Mr. Freckman of the musicians union said that music cares. Well, our clinic was built on rock and roll. We found in dealing with the hippie generation that love needs care. It wasnt respectable to treat addicts. The Grateful Dead, Jefferson Airplane, Janis Joplin, Big Brother and the Holding Company, Creedence Clearwater Revival, Santana, and George Harrison of the Beatles funded our clinic, because what respectable organization would fund anything that treated addicts? Who would even think about having an organization like this? Working people treating addicts? Are you crazy? Addicts belong in jail. Most of them use heroin. So we came out of that rock-and-roll world. Our Haight Ashbury Clinics developed rock medicine. We deliver medical and crisis intervention services at rock concerts and other large events, and we take care of a large number of our musicians. I dont think its any secret that musicians have problems. We do about 750 concerts and events per year and have about 1,000 medical volunteers, and we now are repaying that debt to the world of music for what they did for us in the beginning.

Ive practiced addiction medicine now for almost fifty years. As Ive said, I came out of an era when the practice of addiction medicine was not a respectable specialty. It just turned out that I lived in the Haight Ashbury. For those of you who know San Francisco, the Haight Ashbury borders the University of California Medical School (UC), and I was a professor at UCSF for forty-five years. But I got involved in this chemi-culture civil rights movement, taking care of addicts. One of my professors said, David, where did you go wrong? You were such a promising young medical student. Physicians who treated addicts in the 60s were considered crazy or off-the-wall or whatever.
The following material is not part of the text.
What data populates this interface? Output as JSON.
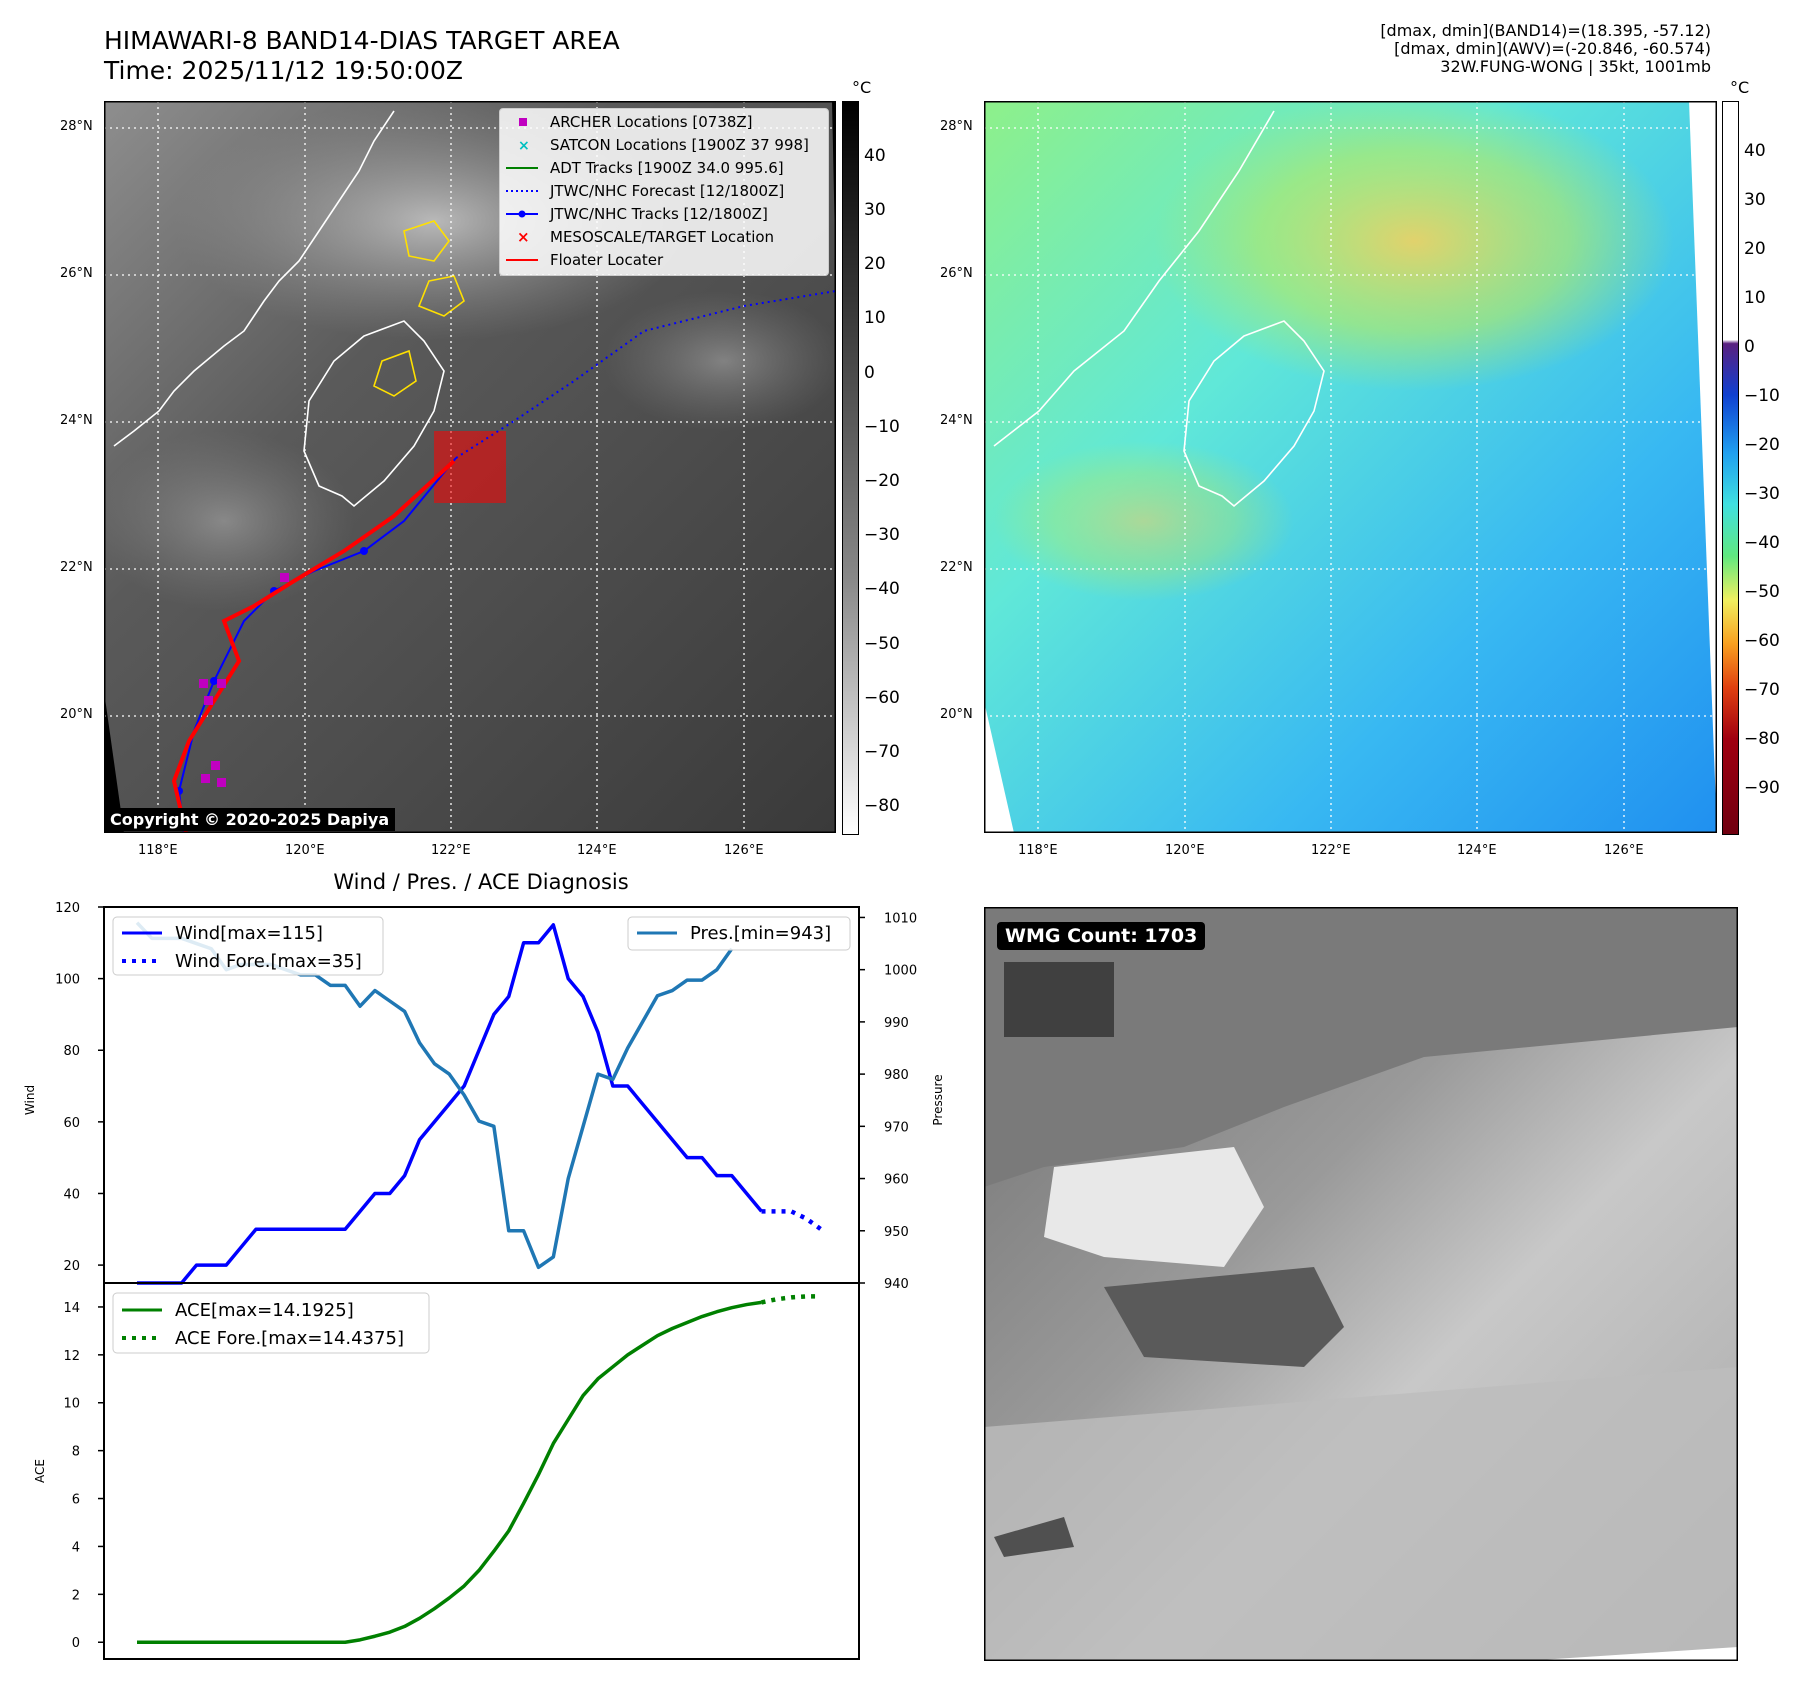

That all began to change in the 70s. And why? The Vietnam War. The Vietnam vets came back, and one of the great tragedies of modern US society in the 1970s was that they were treated so very poorly. They were alienated from the Veterans Administration (VA). They came to the Haight Ashbury Free Clinics because we treated addiction in a nonjudgmental fashion, and suddenly the government said, We want to fund where the vets go. And the vets said, We go to this place called the Haight Ashbury Free Clinics. So suddenly I had all these government officials coming around trying to give us money. I did the same thing at the same place year after year after year. Last year you were trying to arrest me and this year you want to give me money. What changed? The perception of who the addict is, changed. In other words, in the 60s they were a bunch of hippie low-lifes and in the 70s they were Vietnam vets coming out of an unpopular war.

The practice of addiction medicine has continued to evolve. We are based on the principle that addiction is a brain disease influenced by genetic and environmental factors. The target organ of addiction is the brain. You also have to take into consideration the cultural aspects of addiction. We cant say addiction is a disease if you are white middle class, but its a crime if you are poor and nonwhite, any more than you would say that diabetes is a disease if you are white middle class, but its a crime if you are poor and nonwhite. In other words, it is important to understand the origins of addiction medicine, particularly for the younger people coming in because we are, and for some time are going to be, in the middle of that conflict again with vets coming back from Iraq and Afghanistan.